RE: 'Unknown entity' messages within href= URLs containing query data

> -----Original Message-----
> From: www-amaya-request@w3.org [mailto:www-amaya-request@w3.org]On
> Behalf Of Chris Beall
> Sent: Wednesday, March 01, 2006 11:58 AM
> To: Amaya users
> Subject: 'Unknown entity' messages within href= URLs containing query
> data
>
>
>
> When fed a page containing something like:
> <a href="http://finance.yahoo.com/q/bc?s=IBM&t=5y">
> Amaya places into the PARSING.ERR file the message "line nnn, char nn:
> Unknown entity".
>
> This seems to be because it interprets the '&' within the query data to
> represent the beginning of an entity reference.  When it hits the "=", it
> deems the entity reference to have been terminated and further
> deems "&t" to
> be unknown as an entity reference.
>
> I believe this behavior is incorrect.  Referring to
> http://www.gbiv.com/protocols/uri/rfc/rfc3986.html
>
> I see:
> query       = *( pchar / "/" / "?" )
>
> where pchar         = unreserved / pct-encoded / sub-delims / ":" / "@"
> and  sub-delims    = "!" / "$" / "&" / "'" / "(" / ")"
>                / "*" / "+" / "," / ";" / "="
>
> Since the '&' (ampersand) is a amongst the sub-delims, I deduce
> that it does
> NOT need to be percent-encoded when used within the query portion
> of a URI.
> It seems to be common practice not to encode it.
>
> In addition, between the quotes of an href=, we are no longer dealing with
> HTML, where character entity references live, but with a URI.
>
> It therefore appears to me that Amaya should not look for entity
> references
> within URIs and should not issue the error message cited above.
>
> Chris Beall

Thanks to Dave Woolley for setting me straight on this.

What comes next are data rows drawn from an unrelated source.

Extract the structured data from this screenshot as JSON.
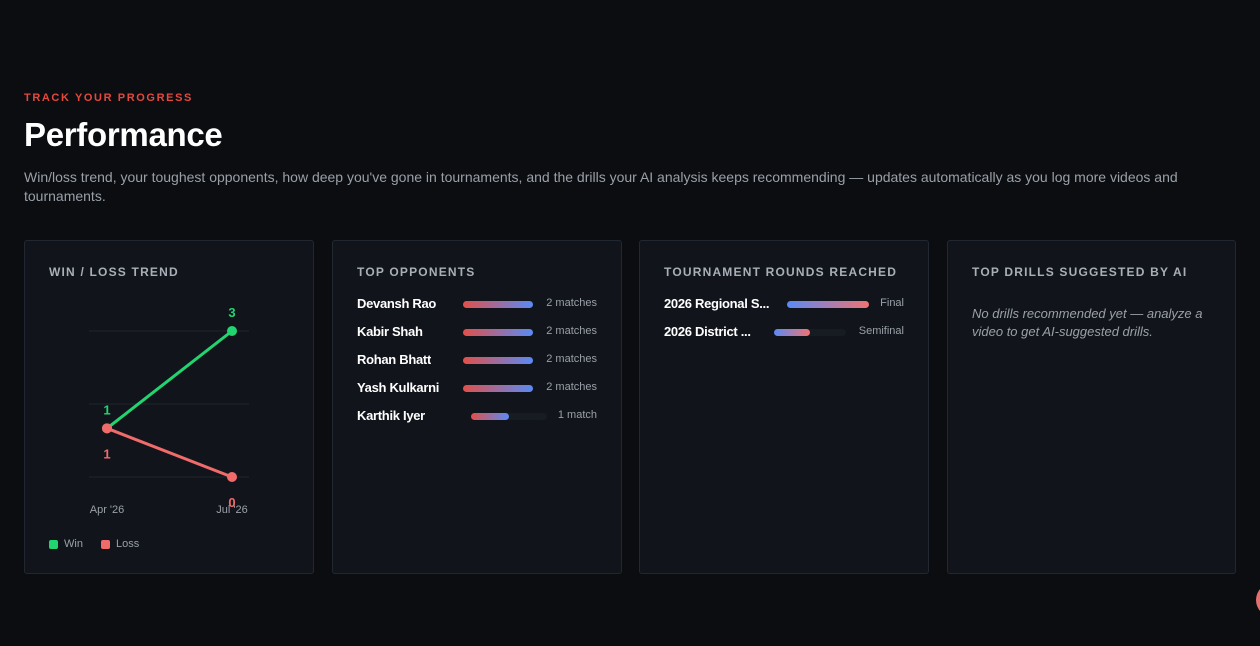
{
  "header": {
    "eyebrow": "TRACK YOUR PROGRESS",
    "title": "Performance",
    "subtitle": "Win/loss trend, your toughest opponents, how deep you've gone in tournaments, and the drills your AI analysis keeps recommending — updates automatically as you log more videos and tournaments."
  },
  "trend_card": {
    "title": "WIN / LOSS TREND",
    "legend": [
      {
        "label": "Win",
        "color": "#22d46f"
      },
      {
        "label": "Loss",
        "color": "#f26b6b"
      }
    ]
  },
  "chart_data": {
    "type": "line",
    "categories": [
      "Apr '26",
      "Jul '26"
    ],
    "series": [
      {
        "name": "Win",
        "values": [
          1,
          3
        ],
        "color": "#22d46f"
      },
      {
        "name": "Loss",
        "values": [
          1,
          0
        ],
        "color": "#f26b6b"
      }
    ],
    "ylim": [
      0,
      3
    ],
    "grid": true,
    "legend_position": "bottom-left"
  },
  "opponents_card": {
    "title": "TOP OPPONENTS",
    "items": [
      {
        "name": "Devansh Rao",
        "count": "2 matches",
        "fraction": 1.0
      },
      {
        "name": "Kabir Shah",
        "count": "2 matches",
        "fraction": 1.0
      },
      {
        "name": "Rohan Bhatt",
        "count": "2 matches",
        "fraction": 1.0
      },
      {
        "name": "Yash Kulkarni",
        "count": "2 matches",
        "fraction": 1.0
      },
      {
        "name": "Karthik Iyer",
        "count": "1 match",
        "fraction": 0.5
      }
    ]
  },
  "rounds_card": {
    "title": "TOURNAMENT ROUNDS REACHED",
    "items": [
      {
        "name": "2026 Regional S...",
        "round": "Final",
        "fraction": 1.0
      },
      {
        "name": "2026 District ...",
        "round": "Semifinal",
        "fraction": 0.5
      }
    ]
  },
  "drills_card": {
    "title": "TOP DRILLS SUGGESTED BY AI",
    "empty": "No drills recommended yet — analyze a video to get AI-suggested drills."
  }
}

In spite of the fact that the syntax I provided is VERY common in the wild,
Amaya is correct to flag it as an error.

See http://www.w3.org/TR/html401/appendix/notes.html#h-B.2.2.  The only
trick here is that the HTML spec refers to FORM submission and it may not be
obvious that whenever you put a URI containing query data into HTML, you
are, in effect, submitting a form, from the perspective of the server.

Chris Beall

Received on Wednesday, 1 March 2006 23:16:37 UTC